Let’s make sure your wedding photographer will still be around next year
Here’s an article shared with us a few years ago, that appears to have been lost during the Australian Bridal Industry Association (ABIA) website update. It was titled, “The Professional Wedding Business”, and I’d want my friend to read it, if they were planning a wedding a year or so in advance….
Since the establishment of ABIA in 1997, out of the 35,508 wedding suppliers rated by ABIA brides, 21,628 have either gone broke, ceased servicing weddings or disappeared off ABIA‘s Radar. The simple reason for such a high attrition rate is; anyone can enter the wedding marketplace irrespective of their knowledge, experience, expertise or reputation.
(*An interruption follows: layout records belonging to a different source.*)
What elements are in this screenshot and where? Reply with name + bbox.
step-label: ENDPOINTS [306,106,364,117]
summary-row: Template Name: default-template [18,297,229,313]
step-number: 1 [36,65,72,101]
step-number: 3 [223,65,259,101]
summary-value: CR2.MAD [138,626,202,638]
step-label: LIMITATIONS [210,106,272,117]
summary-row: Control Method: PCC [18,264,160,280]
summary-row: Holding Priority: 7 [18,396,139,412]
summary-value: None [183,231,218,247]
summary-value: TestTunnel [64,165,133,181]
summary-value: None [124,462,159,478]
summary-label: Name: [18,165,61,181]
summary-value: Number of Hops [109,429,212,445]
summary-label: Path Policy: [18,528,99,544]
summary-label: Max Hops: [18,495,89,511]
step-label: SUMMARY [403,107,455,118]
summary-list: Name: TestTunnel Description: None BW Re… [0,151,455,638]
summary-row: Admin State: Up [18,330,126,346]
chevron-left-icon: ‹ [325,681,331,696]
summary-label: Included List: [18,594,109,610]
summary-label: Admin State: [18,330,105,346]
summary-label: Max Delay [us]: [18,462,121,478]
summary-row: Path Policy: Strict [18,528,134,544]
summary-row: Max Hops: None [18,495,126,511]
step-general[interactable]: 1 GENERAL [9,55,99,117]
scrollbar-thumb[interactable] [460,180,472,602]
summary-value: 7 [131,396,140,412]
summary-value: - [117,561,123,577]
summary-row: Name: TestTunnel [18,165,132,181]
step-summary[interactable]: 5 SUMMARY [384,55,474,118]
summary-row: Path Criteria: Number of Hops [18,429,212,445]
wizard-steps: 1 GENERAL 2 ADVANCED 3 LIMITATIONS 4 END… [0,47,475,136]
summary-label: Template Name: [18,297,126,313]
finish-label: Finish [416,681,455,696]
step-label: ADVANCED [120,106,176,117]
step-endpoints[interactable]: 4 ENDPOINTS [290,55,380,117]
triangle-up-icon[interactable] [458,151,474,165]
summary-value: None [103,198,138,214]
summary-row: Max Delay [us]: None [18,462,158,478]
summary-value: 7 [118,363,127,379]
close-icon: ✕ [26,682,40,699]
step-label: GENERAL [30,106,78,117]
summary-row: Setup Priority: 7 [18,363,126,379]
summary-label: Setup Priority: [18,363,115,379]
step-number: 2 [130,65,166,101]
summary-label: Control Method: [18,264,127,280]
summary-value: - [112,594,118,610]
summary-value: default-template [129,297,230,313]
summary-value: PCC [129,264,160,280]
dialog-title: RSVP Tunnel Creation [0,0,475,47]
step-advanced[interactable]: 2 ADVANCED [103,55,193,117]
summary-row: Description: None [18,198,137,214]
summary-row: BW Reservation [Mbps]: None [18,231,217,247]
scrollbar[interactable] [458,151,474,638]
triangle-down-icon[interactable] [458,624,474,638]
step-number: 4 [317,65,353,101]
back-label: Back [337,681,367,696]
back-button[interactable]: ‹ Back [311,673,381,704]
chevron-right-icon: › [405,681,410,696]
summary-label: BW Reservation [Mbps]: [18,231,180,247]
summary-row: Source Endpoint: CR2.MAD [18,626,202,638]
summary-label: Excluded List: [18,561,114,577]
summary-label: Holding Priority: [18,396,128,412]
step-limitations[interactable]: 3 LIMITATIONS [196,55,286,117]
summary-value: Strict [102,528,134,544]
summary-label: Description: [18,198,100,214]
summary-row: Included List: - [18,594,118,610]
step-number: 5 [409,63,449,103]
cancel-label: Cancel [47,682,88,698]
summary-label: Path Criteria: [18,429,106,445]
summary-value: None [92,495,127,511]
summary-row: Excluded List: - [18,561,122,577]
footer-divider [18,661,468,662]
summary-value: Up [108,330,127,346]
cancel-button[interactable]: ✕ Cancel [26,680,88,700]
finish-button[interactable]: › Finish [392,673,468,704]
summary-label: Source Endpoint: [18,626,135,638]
In most wedding categories suppliers don’t need a degree, certification, accreditation or a licence (Marriage Celebrants excepted) to legitimise their expertise and experience in designing a dream wedding.
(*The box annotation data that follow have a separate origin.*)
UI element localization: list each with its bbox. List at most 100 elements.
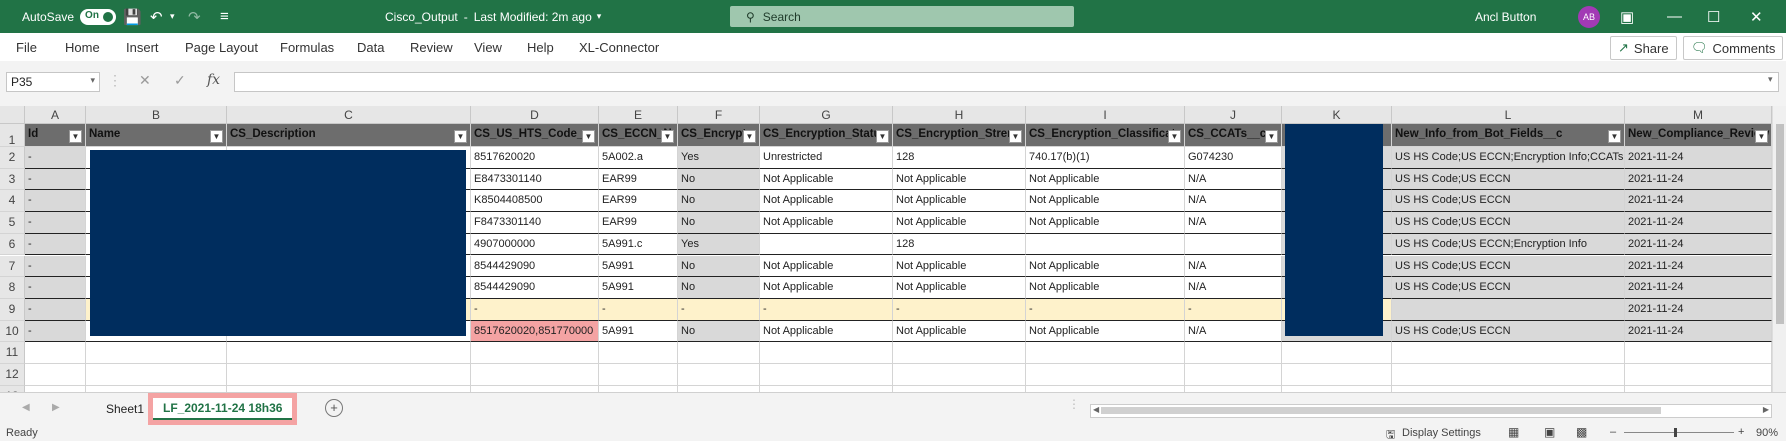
table-cell[interactable]: US HS Code;US ECCN: [1392, 190, 1625, 213]
column-header-a[interactable]: A: [25, 106, 86, 124]
table-cell[interactable]: 5A002.a: [599, 147, 678, 169]
search-box[interactable]: ⚲ Search: [730, 6, 1074, 27]
table-cell[interactable]: Not Applicable: [760, 320, 893, 343]
table-cell[interactable]: No: [678, 320, 760, 343]
page-break-view-icon[interactable]: ▩: [1576, 425, 1587, 439]
table-cell[interactable]: US HS Code;US ECCN: [1392, 277, 1625, 299]
table-cell[interactable]: 2021-11-24: [1625, 190, 1772, 213]
menu-insert[interactable]: Insert: [126, 40, 159, 55]
row-header[interactable]: 1: [0, 124, 25, 147]
table-cell[interactable]: [760, 342, 893, 364]
table-header-cell[interactable]: CS_CCATs__c ▼: [1185, 124, 1282, 147]
table-cell[interactable]: [893, 364, 1026, 386]
table-cell[interactable]: [1625, 364, 1772, 386]
table-cell[interactable]: Not Applicable: [893, 277, 1026, 299]
menu-view[interactable]: View: [474, 40, 502, 55]
table-header-cell[interactable]: CS_Encryption_Stren ▼: [893, 124, 1026, 147]
table-cell[interactable]: 2021-11-24: [1625, 320, 1772, 343]
table-cell[interactable]: [1282, 342, 1392, 364]
maximize-icon[interactable]: ☐: [1707, 0, 1733, 33]
close-icon[interactable]: ✕: [1750, 0, 1776, 33]
table-cell[interactable]: Not Applicable: [893, 212, 1026, 234]
row-header[interactable]: 9: [0, 298, 25, 321]
insert-function-icon[interactable]: fx: [207, 72, 220, 88]
row-header[interactable]: 5: [0, 212, 25, 234]
scroll-left-icon[interactable]: ◀: [1093, 405, 1099, 414]
add-sheet-icon[interactable]: +: [325, 399, 343, 417]
table-cell[interactable]: [678, 342, 760, 364]
table-cell[interactable]: [25, 364, 86, 386]
zoom-in-icon[interactable]: +: [1738, 426, 1744, 438]
table-cell[interactable]: 8517620020: [471, 147, 599, 169]
table-cell[interactable]: [25, 342, 86, 364]
filter-dropdown-icon[interactable]: ▼: [210, 130, 223, 143]
filter-dropdown-icon[interactable]: ▼: [69, 130, 82, 143]
table-cell[interactable]: 2021-11-24: [1625, 277, 1772, 299]
table-cell[interactable]: -: [25, 320, 86, 343]
row-header[interactable]: 12: [0, 364, 25, 386]
menu-review[interactable]: Review: [410, 40, 453, 55]
account[interactable]: AB: [1578, 0, 1600, 33]
table-cell[interactable]: Not Applicable: [893, 255, 1026, 278]
display-settings[interactable]: Display Settings: [1402, 427, 1481, 439]
redo-icon[interactable]: ↷: [188, 0, 214, 33]
table-cell[interactable]: [1392, 298, 1625, 321]
table-cell[interactable]: No: [678, 277, 760, 299]
table-cell[interactable]: No: [678, 168, 760, 191]
table-cell[interactable]: [1282, 364, 1392, 386]
table-cell[interactable]: -: [25, 168, 86, 191]
autosave-toggle[interactable]: On: [80, 8, 117, 25]
row-header[interactable]: 4: [0, 190, 25, 213]
table-cell[interactable]: -: [760, 298, 893, 321]
comments-button[interactable]: 🗨 Comments: [1683, 36, 1784, 60]
table-cell[interactable]: -: [25, 147, 86, 169]
tab-scroll-right-icon[interactable]: ▶: [52, 402, 60, 413]
table-cell[interactable]: [1185, 342, 1282, 364]
row-header[interactable]: 10: [0, 320, 25, 343]
table-cell[interactable]: [760, 364, 893, 386]
table-cell[interactable]: -: [1185, 298, 1282, 321]
tab-lf-2021-11-24[interactable]: LF_2021-11-24 18h36: [148, 393, 298, 425]
column-header-e[interactable]: E: [599, 106, 678, 124]
table-cell[interactable]: -: [25, 277, 86, 299]
table-header-cell[interactable]: CS_Encrypt ▼: [678, 124, 760, 147]
column-header-h[interactable]: H: [893, 106, 1026, 124]
column-header-b[interactable]: B: [86, 106, 227, 124]
table-cell[interactable]: K8504408500: [471, 190, 599, 213]
row-header[interactable]: 7: [0, 255, 25, 278]
table-cell[interactable]: Not Applicable: [760, 255, 893, 278]
table-cell[interactable]: [86, 342, 227, 364]
share-button[interactable]: ↗ Share: [1610, 36, 1677, 60]
column-header-k[interactable]: K: [1282, 106, 1392, 124]
table-cell[interactable]: 2021-11-24: [1625, 147, 1772, 169]
menu-help[interactable]: Help: [527, 40, 554, 55]
table-cell[interactable]: [1185, 233, 1282, 256]
save-icon[interactable]: 💾: [123, 0, 149, 33]
table-cell[interactable]: [1026, 233, 1185, 256]
menu-data[interactable]: Data: [357, 40, 384, 55]
table-cell[interactable]: [1026, 364, 1185, 386]
table-cell[interactable]: US HS Code;US ECCN: [1392, 320, 1625, 343]
table-cell[interactable]: [471, 342, 599, 364]
page-layout-view-icon[interactable]: ▣: [1544, 425, 1555, 439]
table-cell[interactable]: G074230: [1185, 147, 1282, 169]
table-cell[interactable]: N/A: [1185, 212, 1282, 234]
table-cell[interactable]: No: [678, 255, 760, 278]
zoom-slider[interactable]: [1624, 428, 1734, 437]
cancel-icon[interactable]: ✕: [139, 72, 151, 89]
zoom-level[interactable]: 90%: [1756, 427, 1778, 439]
table-cell[interactable]: 5A991.c: [599, 233, 678, 256]
table-cell[interactable]: 5A991: [599, 320, 678, 343]
table-cell[interactable]: EAR99: [599, 190, 678, 213]
filter-dropdown-icon[interactable]: ▼: [582, 130, 595, 143]
document-title[interactable]: Cisco_Output - Last Modified: 2m ago ▾: [385, 0, 601, 33]
table-cell[interactable]: EAR99: [599, 168, 678, 191]
table-cell[interactable]: N/A: [1185, 320, 1282, 343]
column-header-m[interactable]: M: [1625, 106, 1772, 124]
row-header[interactable]: 8: [0, 277, 25, 299]
table-cell[interactable]: EAR99: [599, 212, 678, 234]
table-header-cell[interactable]: Name ▼: [86, 124, 227, 147]
table-cell[interactable]: Not Applicable: [1026, 255, 1185, 278]
tab-sheet1[interactable]: Sheet1: [100, 393, 150, 425]
table-cell[interactable]: -: [25, 190, 86, 213]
Considering that a wedding day is a one off event which cannot be repeated should something go wrong, selecting the most reliable, professional and trustworthy vendors to design and deliver the brides perfect day is paramount to the success of any wedding.
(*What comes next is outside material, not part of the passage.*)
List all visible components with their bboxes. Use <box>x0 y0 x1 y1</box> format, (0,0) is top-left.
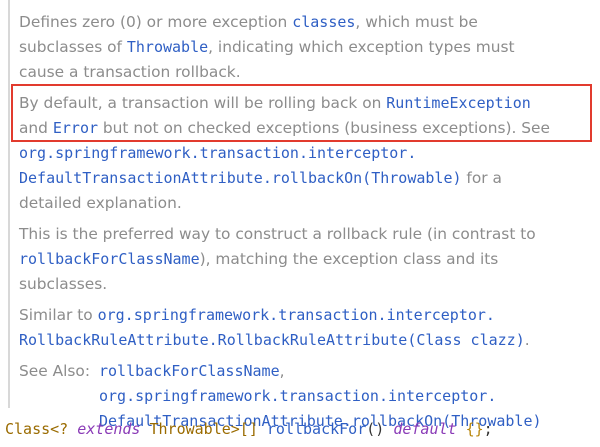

Opinion: Of course I’m heavily biased towards the photography and video studio that I’ve spent over a decade building from passion, hard work, perhaps a few tears even, a constant desire to learn, and a fairly decent financial investment. Along with having a physical shop front in the Adelaide CBD (plus our Production office in the Adelaide Hills), Bliss Images has been around long enough to demonstrate we’re not fly-by-night newbies. Yet we’re still fresh enough to be from the generation that loves to keep evolving to stay relevant.
We’re not the only studio that fits this balance of criteria either, there are plenty of wedding photographers in Adelaide with talent, experience, and are keeping up with contemporary styles, or better still, developing their own. I can already hear the newbie photographers out there asking “how do I get a break if everyone was to only book experienced photographers?” Do what nearly every great photographer before you has done, and serve an apprenticeship under someone who truly understands equipment, the art of capturing light, business, and most importantly, people. Watch a 100 times or more how the process works, gain some experience, and then go it alone if you’re confident. It’s a little crazy to think that the new norm is to buy a camera, practice taking photos of your kids, put up a website, then declare you’re a professional photographer.